All these experimenters had adopted the same agent as the means of, so to say, forcing the transformation—namely, electricity. The American investigators employed a current of ten thousand volts; the German workers carried the current to fifty thousand volts. The flame of the electric arc thus produced ignited the nitrogen with which it came in contact readily enough; but the difficulty was that it came in contact with so little. Despite ingenious arrangements of multiple poles, the burning-surface of the multiple arc remained so small in proportion to the expenditure of energy that the cost of the operation far exceeded the commercial value of the product. Such, at least, must be the inference from the fact that the establishments in question did not attain commercial success.

The peculiarity of Professor Birkeland's method is based upon the curious fact that when the electric arc is made to pass through a magnetic field, its line of flame spreads out into a large disk—"like a flaming sun." The sheet of flame thus produced represents no greater expenditure of energy than the lightning flash of light that the same current would produce outside the magnetic field; but it obviously adds enormously to the arc-light surface that comes in contact with the air, and hence in like proportion to the amount of nitrogen that will be ignited. In point of fact, this burning of nitrogen takes place so rapidly in laboratory experiments as to vitiate the air of the room very quickly. In the commercial operation, with powerful electro-magnets and a current of five thousand volts, operating, of course, in closed chambers, the ratio between energy expended and result achieved is highly satisfactory from a business standpoint, and will doubtless become still more so as the apparatus is further perfected.

To the casual reader, unaccustomed to chemical methods, there may seem a puzzle in the explanation just outlined. He may be disposed to say, "You speak of the nitrogen as being ignited and burned; but if it is burned and thus consumed, how can it be of service?" Such a thought is natural enough to one who thinks of burning as applied to ordinary fuel, which seems to disappear when it is burned. But, of course, even the tyro in chemistry knows that the fuel has not really disappeared except in a very crude visual sense; it has merely changed its form. In the main its solid substance has become gaseous, but every atom of it is still just as real, if not quite so tangible, as before; and the chemist could, under proper conditions, collect and weigh and measure the transformed gases, and even retransform them into solids.

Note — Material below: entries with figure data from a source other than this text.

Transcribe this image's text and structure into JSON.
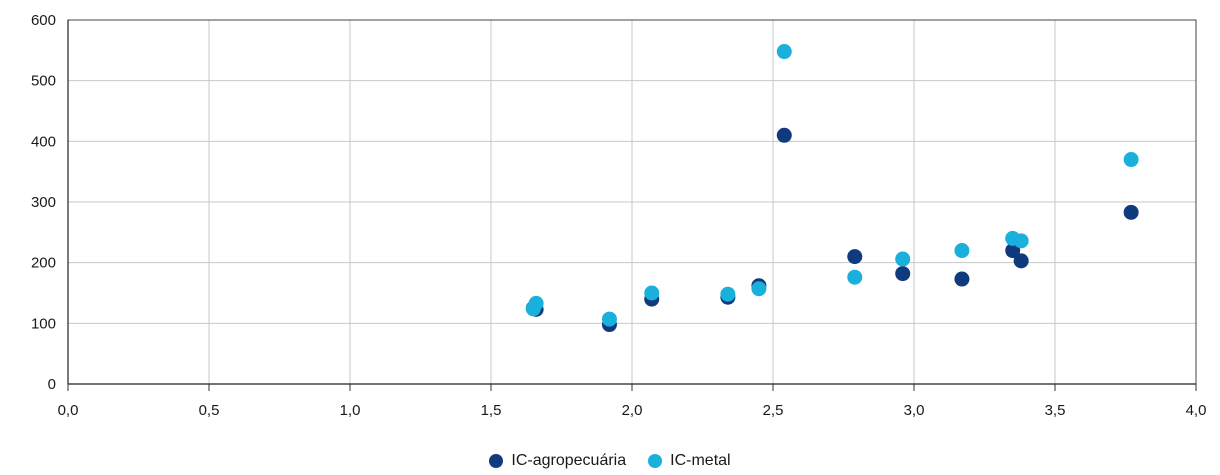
{
  "chart_data": {
    "type": "scatter",
    "title": "",
    "xlabel": "",
    "ylabel": "",
    "xlim": [
      0,
      4
    ],
    "ylim": [
      0,
      600
    ],
    "x_ticks": [
      "0,0",
      "0,5",
      "1,0",
      "1,5",
      "2,0",
      "2,5",
      "3,0",
      "3,5",
      "4,0"
    ],
    "y_ticks": [
      "0",
      "100",
      "200",
      "300",
      "400",
      "500",
      "600"
    ],
    "grid": true,
    "legend_position": "bottom-center",
    "series": [
      {
        "name": "IC-agropecuária",
        "color": "#0f3a7d",
        "points": [
          [
            1.65,
            125
          ],
          [
            1.66,
            123
          ],
          [
            1.92,
            98
          ],
          [
            2.07,
            140
          ],
          [
            2.34,
            143
          ],
          [
            2.45,
            162
          ],
          [
            2.54,
            410
          ],
          [
            2.79,
            210
          ],
          [
            2.96,
            182
          ],
          [
            3.17,
            173
          ],
          [
            3.35,
            220
          ],
          [
            3.38,
            203
          ],
          [
            3.77,
            283
          ]
        ]
      },
      {
        "name": "IC-metal",
        "color": "#1ab0dc",
        "points": [
          [
            1.65,
            124
          ],
          [
            1.66,
            133
          ],
          [
            1.92,
            107
          ],
          [
            2.07,
            150
          ],
          [
            2.34,
            148
          ],
          [
            2.45,
            157
          ],
          [
            2.54,
            548
          ],
          [
            2.79,
            176
          ],
          [
            2.96,
            206
          ],
          [
            3.17,
            220
          ],
          [
            3.35,
            240
          ],
          [
            3.38,
            236
          ],
          [
            3.77,
            370
          ]
        ]
      }
    ]
  }
}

In the case of the atmospheric nitrogen, as in the case of ordinary fuel, a burning "consists essentially in the union of nitrogen atoms with atoms of oxygen." The province of the electric current is to produce the high temperature at which alone such union will take place. The portion of nitrogen that has been thus "burned" is still gaseous, but is no longer in the state of pure nitrogen; its atoms are united with oxygen atoms to form nitrous oxide gas. This gas, mixed with the atmosphere in which it has been generated, may now be passed through a reservoir of water, and the new gas combines with a portion of water to form nitric acid, each molecule of which is a compound of one atom of hydrogen, one atom of nitrogen, and three atoms of oxygen; and nitric acid, as everyone knows, is a very active substance, as marked in its eagerness to unite with other substances as pure nitrogen is in its aloofness.

In the commercial nitrogen-plant at Notodden, the transformed nitrogen compound is brought into contact with a solution of milk of lime, with the resulting formation of nitrate of lime (calcium nitrate), a substance identical in composition—except that it is of greater purity—with the product of the nitrate beds of Chili. Stored in closed cans as a milky fluid, the transformed atmosphere is now ready for the market. A certain amount of it will be used in other manufactories for the production of various nitrogenous chemicals; but the bulk of it will be shipped to agricultural districts to be spread over the soil as fertilizer, and in due course to be absorbed into the tissues of plants to form the food of animals and man.

ANOTHER METHOD OF NITROGEN FIXATION

Just at the time when the Scandinavian experimenters were solving the problem of securing nitrogen from the air, other experimenters in Italy, operating along totally different lines, reached the same important result. The process employed by these investigators is known as the Frank and Caro process, and it bids fair to rival the Norwegian method as a commercial enterprise. The process is described as follows by an engineering correspondent of the London Times in the Engineering Supplement of that periodical for January 22, 1908:

"This process is based upon the absorption of nitrogen by calcium carbide, when this gas, in the pure form, is passed over the carbide heated to a temperature of 1,100 degrees centigrade in retorts of special form and design. The calcium carbide required as raw material for the cyanamide manufacture is produced in the usual manner by heating lime and coke to a temperature of 2,500 degrees centigrade in electric furnaces of the resistance type.

"The European patent rights of the Frank and Caro process have been purchased by the Societa Generale per la Cianamide of Rome, and the various subsidiary companies promoting the manufacture in Italy, France, Switzerland, Norway, and elsewhere, are working under arrangement with the parent company as regards sharing of profits.